The trial results are in line with larger but less rigorously designed studies of people who decided on their own whether to get weight-loss surgery. That type of study can’t take into account all of the potential differences between people who do and do not have surgery, for instance that doctors might be more likely to refer healthier patients for the procedures.

Long-term results from one such study were published by Dr. Lars Sjostrom of Sahlgrenska University Hospital in Gothenburg, Sweden and colleagues this week in JAMA.

They followed 343 obese people with diabetes who decided to undergo one of three types of weight-loss surgery and another 260 who did not have surgery.

Two years later, 72 percent of the surgery patients had remission of their diabetes, compared to 16 percent of non-surgery patients. But diabetes returned in some of them, and 15 years after surgery, remission rates were down to 30 percent and seven percent, respectively.

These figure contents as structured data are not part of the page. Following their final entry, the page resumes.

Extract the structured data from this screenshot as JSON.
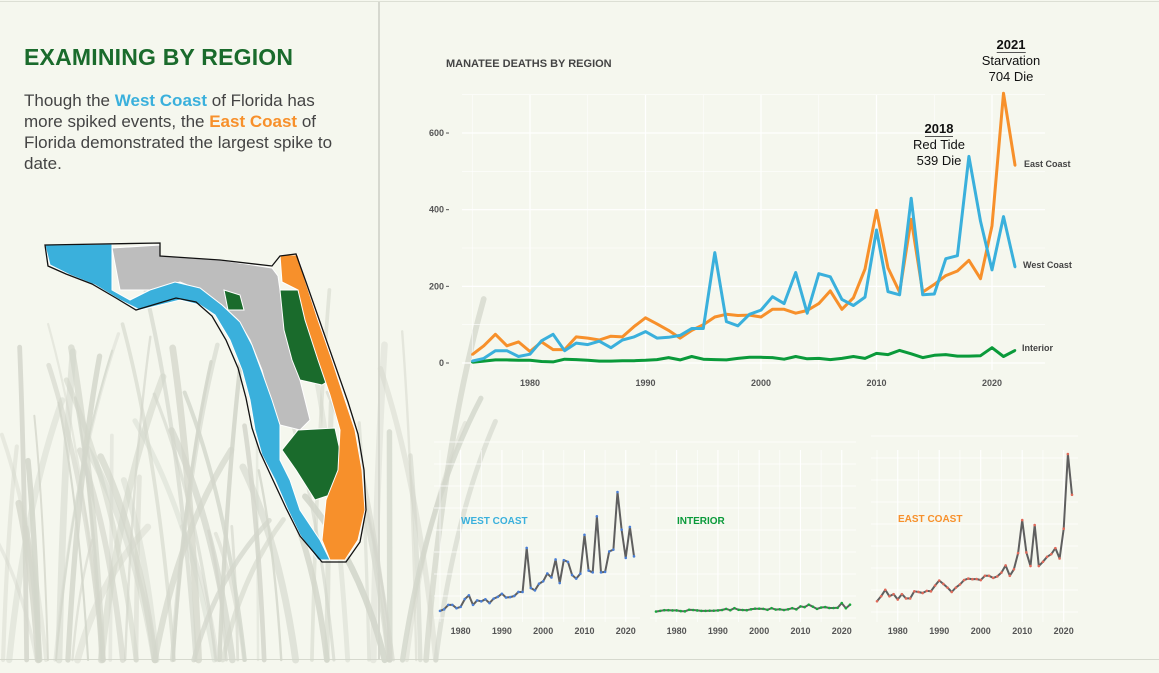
{
  "left_panel": {
    "heading": "EXAMINING BY REGION",
    "intro": {
      "part1": "Though the ",
      "west": "West Coast",
      "part2": " of Florida has more spiked events, the ",
      "east": "East Coast",
      "part3": " of Florida demonstrated the largest spike to date."
    }
  },
  "colors": {
    "west": "#3ab0dc",
    "east": "#f7902b",
    "interior": "#0a9a3a",
    "north": "#bdbdbd",
    "green_dark": "#1a6b2c"
  },
  "chart_data": [
    {
      "type": "line",
      "title": "MANATEE DEATHS BY REGION",
      "xlabel": "",
      "ylabel": "",
      "x": [
        1975,
        1976,
        1977,
        1978,
        1979,
        1980,
        1981,
        1982,
        1983,
        1984,
        1985,
        1986,
        1987,
        1988,
        1989,
        1990,
        1991,
        1992,
        1993,
        1994,
        1995,
        1996,
        1997,
        1998,
        1999,
        2000,
        2001,
        2002,
        2003,
        2004,
        2005,
        2006,
        2007,
        2008,
        2009,
        2010,
        2011,
        2012,
        2013,
        2014,
        2015,
        2016,
        2017,
        2018,
        2019,
        2020,
        2021,
        2022
      ],
      "xticks": [
        "1980",
        "1990",
        "2000",
        "2010",
        "2020"
      ],
      "yticks": [
        "0",
        "200",
        "400",
        "600"
      ],
      "ylim": [
        0,
        720
      ],
      "xlim": [
        1973.5,
        2024.5
      ],
      "grid": true,
      "series": [
        {
          "name": "East Coast",
          "color": "#f7902b",
          "values": [
            22,
            45,
            75,
            45,
            55,
            30,
            55,
            35,
            35,
            68,
            65,
            60,
            70,
            68,
            95,
            118,
            102,
            85,
            65,
            85,
            100,
            120,
            127,
            124,
            125,
            120,
            140,
            140,
            130,
            137,
            155,
            188,
            140,
            170,
            245,
            398,
            248,
            185,
            375,
            185,
            205,
            228,
            240,
            268,
            220,
            358,
            704,
            515
          ]
        },
        {
          "name": "West Coast",
          "color": "#3ab0dc",
          "values": [
            5,
            12,
            32,
            32,
            17,
            23,
            58,
            75,
            32,
            52,
            48,
            57,
            40,
            60,
            68,
            82,
            65,
            67,
            72,
            90,
            90,
            288,
            108,
            97,
            127,
            138,
            173,
            155,
            236,
            130,
            233,
            225,
            166,
            150,
            172,
            347,
            186,
            178,
            430,
            178,
            180,
            272,
            280,
            539,
            370,
            243,
            382,
            250
          ]
        },
        {
          "name": "Interior",
          "color": "#0a9a3a",
          "values": [
            2,
            5,
            8,
            8,
            7,
            7,
            4,
            3,
            10,
            9,
            7,
            5,
            5,
            6,
            6,
            7,
            9,
            14,
            8,
            17,
            10,
            9,
            8,
            12,
            15,
            15,
            14,
            10,
            17,
            11,
            12,
            9,
            12,
            17,
            12,
            25,
            22,
            33,
            24,
            14,
            20,
            22,
            18,
            18,
            19,
            40,
            17,
            33
          ]
        }
      ],
      "annotations": [
        {
          "year": "2018",
          "event": "Red Tide",
          "count": "539 Die"
        },
        {
          "year": "2021",
          "event": "Starvation",
          "count": "704 Die"
        }
      ]
    },
    {
      "type": "line",
      "title": "WEST COAST",
      "series_ref": "West Coast",
      "xticks": [
        "1980",
        "1990",
        "2000",
        "2010",
        "2020"
      ]
    },
    {
      "type": "line",
      "title": "INTERIOR",
      "series_ref": "Interior",
      "xticks": [
        "1980",
        "1990",
        "2000",
        "2010",
        "2020"
      ]
    },
    {
      "type": "line",
      "title": "EAST COAST",
      "series_ref": "East Coast",
      "xticks": [
        "1980",
        "1990",
        "2000",
        "2010",
        "2020"
      ]
    }
  ]
}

Researchers say the small, randomized studies could set the stage for a larger trial comparing surgery and lifestyle interventions for diabetes. But challenges exist, such as recruiting enough participants who are willing to have their treatment randomly assigned.

Courcoulas told Reuters Health that for now, a more likely scenario is that data from multiple small trials will be combined into one larger analysis. Researchers will also keep following the current patients to see how they fare a few years after the treatments, she said.